Türk Kadınlar Birliği (Turkish Women's Union) was a women's organization in Turkey, founded in 1924. It was the main women's suffrage organization in Turkey. It played a significant part in the history of the Turkish women's movement.

==History==
In 1923, after the foundation of the Turkish Republic, the Women's People Party was founded by Nezihe Muhiddin. However, the party could not be registered, because women's suffrage had not been provided for in the new state.
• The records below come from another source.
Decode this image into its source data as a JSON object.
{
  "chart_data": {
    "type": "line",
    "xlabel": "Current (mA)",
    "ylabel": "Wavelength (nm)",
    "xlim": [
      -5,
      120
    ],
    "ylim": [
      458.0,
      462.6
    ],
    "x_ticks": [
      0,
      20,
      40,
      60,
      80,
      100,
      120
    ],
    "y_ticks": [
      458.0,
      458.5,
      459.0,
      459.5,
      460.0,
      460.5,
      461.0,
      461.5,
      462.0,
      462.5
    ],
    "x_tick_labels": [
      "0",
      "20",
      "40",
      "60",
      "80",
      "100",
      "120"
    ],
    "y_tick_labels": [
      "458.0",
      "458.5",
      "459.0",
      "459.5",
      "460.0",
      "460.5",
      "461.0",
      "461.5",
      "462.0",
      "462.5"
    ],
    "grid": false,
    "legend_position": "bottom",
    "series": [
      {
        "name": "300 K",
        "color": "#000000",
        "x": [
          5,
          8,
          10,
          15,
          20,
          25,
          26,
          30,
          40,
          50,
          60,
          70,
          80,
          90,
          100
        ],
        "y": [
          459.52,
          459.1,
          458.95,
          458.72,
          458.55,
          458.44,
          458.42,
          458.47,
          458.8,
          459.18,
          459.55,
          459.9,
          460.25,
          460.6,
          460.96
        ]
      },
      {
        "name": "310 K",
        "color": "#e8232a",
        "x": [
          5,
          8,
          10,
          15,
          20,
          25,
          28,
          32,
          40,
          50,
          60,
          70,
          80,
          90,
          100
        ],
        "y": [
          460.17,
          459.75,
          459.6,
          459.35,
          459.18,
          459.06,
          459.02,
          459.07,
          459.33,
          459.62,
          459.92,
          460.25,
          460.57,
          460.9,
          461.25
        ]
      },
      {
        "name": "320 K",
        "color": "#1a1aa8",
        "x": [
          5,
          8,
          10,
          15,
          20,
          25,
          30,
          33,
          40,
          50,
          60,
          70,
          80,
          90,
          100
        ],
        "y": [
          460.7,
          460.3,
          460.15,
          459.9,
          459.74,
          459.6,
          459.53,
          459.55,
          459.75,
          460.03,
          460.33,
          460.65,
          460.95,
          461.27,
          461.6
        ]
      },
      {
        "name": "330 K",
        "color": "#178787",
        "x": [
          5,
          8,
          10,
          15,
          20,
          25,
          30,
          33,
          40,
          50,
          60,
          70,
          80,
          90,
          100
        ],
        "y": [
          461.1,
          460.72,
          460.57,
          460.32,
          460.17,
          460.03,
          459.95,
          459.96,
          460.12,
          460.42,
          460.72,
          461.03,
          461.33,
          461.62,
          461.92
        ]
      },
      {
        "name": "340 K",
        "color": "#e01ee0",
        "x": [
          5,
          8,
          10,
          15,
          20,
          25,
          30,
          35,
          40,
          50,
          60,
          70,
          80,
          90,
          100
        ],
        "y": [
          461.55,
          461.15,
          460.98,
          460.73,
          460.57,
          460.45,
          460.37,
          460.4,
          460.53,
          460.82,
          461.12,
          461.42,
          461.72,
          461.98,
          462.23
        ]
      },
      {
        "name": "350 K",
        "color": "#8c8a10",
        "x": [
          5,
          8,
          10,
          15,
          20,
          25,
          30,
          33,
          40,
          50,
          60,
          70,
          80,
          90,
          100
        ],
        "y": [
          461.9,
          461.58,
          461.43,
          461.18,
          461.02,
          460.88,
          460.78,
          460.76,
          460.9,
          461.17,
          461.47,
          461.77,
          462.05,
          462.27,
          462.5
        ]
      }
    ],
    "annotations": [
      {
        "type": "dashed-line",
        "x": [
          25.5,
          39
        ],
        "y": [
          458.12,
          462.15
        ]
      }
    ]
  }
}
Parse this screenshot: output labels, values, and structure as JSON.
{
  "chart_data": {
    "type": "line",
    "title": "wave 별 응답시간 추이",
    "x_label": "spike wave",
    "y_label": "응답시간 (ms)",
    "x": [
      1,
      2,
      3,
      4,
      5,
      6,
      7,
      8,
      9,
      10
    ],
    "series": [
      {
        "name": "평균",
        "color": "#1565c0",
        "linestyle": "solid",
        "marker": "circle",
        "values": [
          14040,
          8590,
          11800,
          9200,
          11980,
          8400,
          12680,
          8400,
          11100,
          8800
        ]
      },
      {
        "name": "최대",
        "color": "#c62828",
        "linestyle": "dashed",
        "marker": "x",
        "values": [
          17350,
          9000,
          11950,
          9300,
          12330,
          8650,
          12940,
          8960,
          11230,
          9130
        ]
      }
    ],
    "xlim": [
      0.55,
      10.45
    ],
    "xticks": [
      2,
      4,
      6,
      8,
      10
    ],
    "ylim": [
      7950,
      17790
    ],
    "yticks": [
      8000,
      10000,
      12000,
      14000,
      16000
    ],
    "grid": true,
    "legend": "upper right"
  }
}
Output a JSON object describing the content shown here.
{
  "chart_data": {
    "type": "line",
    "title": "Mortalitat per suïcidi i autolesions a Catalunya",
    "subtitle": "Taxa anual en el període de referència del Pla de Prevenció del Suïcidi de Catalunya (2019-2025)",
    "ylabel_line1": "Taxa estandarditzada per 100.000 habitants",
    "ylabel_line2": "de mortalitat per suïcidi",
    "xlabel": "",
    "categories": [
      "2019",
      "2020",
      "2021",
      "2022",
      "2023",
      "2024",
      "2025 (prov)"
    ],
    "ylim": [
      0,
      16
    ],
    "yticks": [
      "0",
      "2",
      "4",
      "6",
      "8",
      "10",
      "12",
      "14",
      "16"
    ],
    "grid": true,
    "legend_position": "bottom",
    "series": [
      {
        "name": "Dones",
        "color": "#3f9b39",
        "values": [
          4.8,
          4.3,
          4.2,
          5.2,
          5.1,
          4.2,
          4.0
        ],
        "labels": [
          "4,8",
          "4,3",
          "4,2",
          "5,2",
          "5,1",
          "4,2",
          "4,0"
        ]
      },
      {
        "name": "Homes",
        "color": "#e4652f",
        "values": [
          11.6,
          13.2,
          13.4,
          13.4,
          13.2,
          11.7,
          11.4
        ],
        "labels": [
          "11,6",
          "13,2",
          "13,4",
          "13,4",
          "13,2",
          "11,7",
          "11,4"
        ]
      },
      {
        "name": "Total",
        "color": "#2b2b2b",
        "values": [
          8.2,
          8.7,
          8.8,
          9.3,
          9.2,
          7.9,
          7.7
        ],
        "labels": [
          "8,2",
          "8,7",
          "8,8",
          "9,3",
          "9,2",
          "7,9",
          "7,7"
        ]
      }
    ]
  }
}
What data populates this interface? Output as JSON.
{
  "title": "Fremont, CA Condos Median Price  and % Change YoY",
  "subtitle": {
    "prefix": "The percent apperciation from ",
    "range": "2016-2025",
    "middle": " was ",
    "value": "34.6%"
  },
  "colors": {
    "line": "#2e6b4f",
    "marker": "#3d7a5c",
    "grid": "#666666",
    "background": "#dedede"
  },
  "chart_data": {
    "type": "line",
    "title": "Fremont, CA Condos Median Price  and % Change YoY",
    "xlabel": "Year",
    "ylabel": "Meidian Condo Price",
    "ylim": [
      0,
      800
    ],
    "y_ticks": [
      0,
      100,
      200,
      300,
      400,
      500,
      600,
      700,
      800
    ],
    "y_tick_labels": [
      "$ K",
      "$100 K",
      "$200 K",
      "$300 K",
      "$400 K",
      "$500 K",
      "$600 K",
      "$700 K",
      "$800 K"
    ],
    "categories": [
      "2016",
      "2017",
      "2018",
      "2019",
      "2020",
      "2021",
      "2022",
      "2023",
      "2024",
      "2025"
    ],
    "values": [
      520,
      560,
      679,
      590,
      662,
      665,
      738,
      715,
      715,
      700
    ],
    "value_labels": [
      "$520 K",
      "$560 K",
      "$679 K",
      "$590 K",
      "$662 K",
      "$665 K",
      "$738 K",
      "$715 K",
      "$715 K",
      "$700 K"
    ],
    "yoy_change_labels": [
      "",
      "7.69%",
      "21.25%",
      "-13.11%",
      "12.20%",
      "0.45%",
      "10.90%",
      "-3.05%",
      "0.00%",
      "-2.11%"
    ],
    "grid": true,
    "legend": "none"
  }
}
In response, Nezihe Muhiddin founded the Türk Kadınlar Birliği to work for the introduction of women's suffrage.

President Mustafa Kemal Atatürk was willing to meet most of the demands of the Turkish women's movement, and did so with three major reforms: by inducting women in the state education system along with men; by introducing the Swiss Civil Code of 1926, giving Turkish women the same rights as Swiss women; and finally by introducing women's suffrage in 1935.
The Türk Kadinlar Birligi, under the leadership of Latife Bekir, voiced their support for these secular reforms as well as for the unveiling of women.

The organization hosted the Twelfth Conference of the International Woman Suffrage Alliance in Istanbul in 1935. That same year, Mustafa Kemal Atatürk introduced women's suffrage. Their goal having been achieved, the President of the organization, Latife Bekir, dissolved the organization the same year. Most of the women elected to Parliament in 1935 were members of the Türk Kadınlar Birliği.

After the dissolution of the Turkish Women's Union, the Turkish women's movement merged with the Secular Kemal's party. An independent Turkish women's movement did not emerge until the 1980s.